There’s no one-size-fits-all option when it comes to taking out a loan, but there are factors you can consider to determine which is the best option for you.


  • Interest rates could be lower for creditworthy borrowers.
  • Long-term maintenance costs may be less expensive for new boats.
  • Lenders may offer more to cover the full cost of the boat.


  • The overall cost of the loan will likely be more than a used boat loan.
  • Higher monthly payments due to the larger size of the loan.
  • For most lenders, an excellent credit score is required for approval.

Financing a used boat

While it may seem cheaper on paper, financing a used boat may not be the best option for your financial situation.

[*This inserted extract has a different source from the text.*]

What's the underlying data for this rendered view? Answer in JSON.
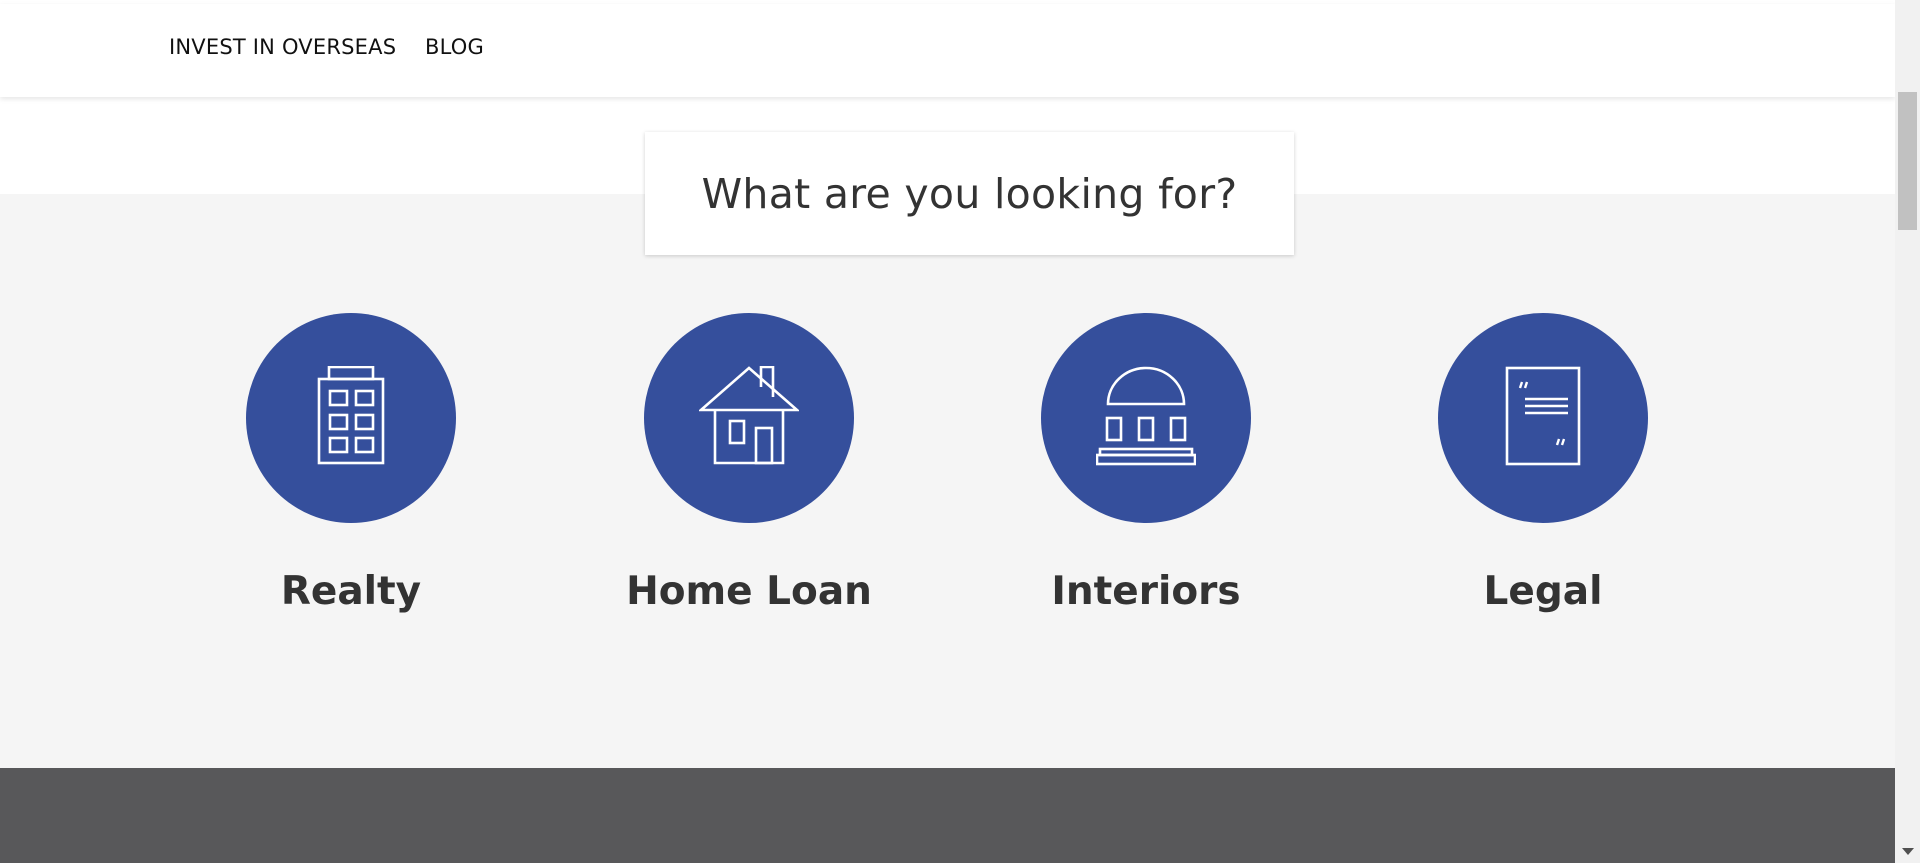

  • The overall cost may be lower since you are borrowing less.
  • The value of the boat may be higher if the seller allows for price negotiation.
  • Depending on your credit, the price of the boat and the lender, interest rates could be lower.


  • Some lenders may not offer loans for older boats.
  • Used boats may pose more of a long-term financial risk.
  • Potential maintenance costs may offset any savings.

What to know before financing a boat

Before applying for a boat loan, look over the lender’s eligibility requirements and make sure you meet the minimum criteria to qualify. You’ll also want to ensure your credit is in a good spot. No matter the make, model or year, most lenders and institutions require a good to excellent credit score.

Once you know where your credit stands, calculate your potential monthly payments to determine how much you can afford. Some lenders may charge an origination fee on top of interest, so make sure to factor this in when crunching numbers.

Before making a final decision, consider where your boat stands in terms of necessary upgrades and maintenance costs. If you think you could be tempted to upgrade within a year or two, it may be best to wait. This will help you avoid the hassle of trying to find a buyer for your used boat or paying for two loans at once.

Is it easier to finance a new boat?

It could be easier to finance a new boat, but only if you have stellar credit and can prove to the lender that you’re able to make the monthly payments. A used boat isn’t necessarily always harder to finance — it just depends on the age of the boat and the lender’s restrictions.

If the boat is older, then it could be more difficult to find a lender willing to approve you for a loan. However, newer used models will likely be just as easy to finance a used boat as it is a new one.

Next steps

Boat loans are available at a number of financial institutions, from banks and credit unions to online lenders and marine financing companies. When looking for boat loans, compare offers from at least three lenders to ensure you’re getting the best terms and rates available.

Research interest rates and terms in addition to loan amounts, fees and perks. If possible, get prequalified with each lender you find to get an idea of what you may be eligible for without hurting your credit.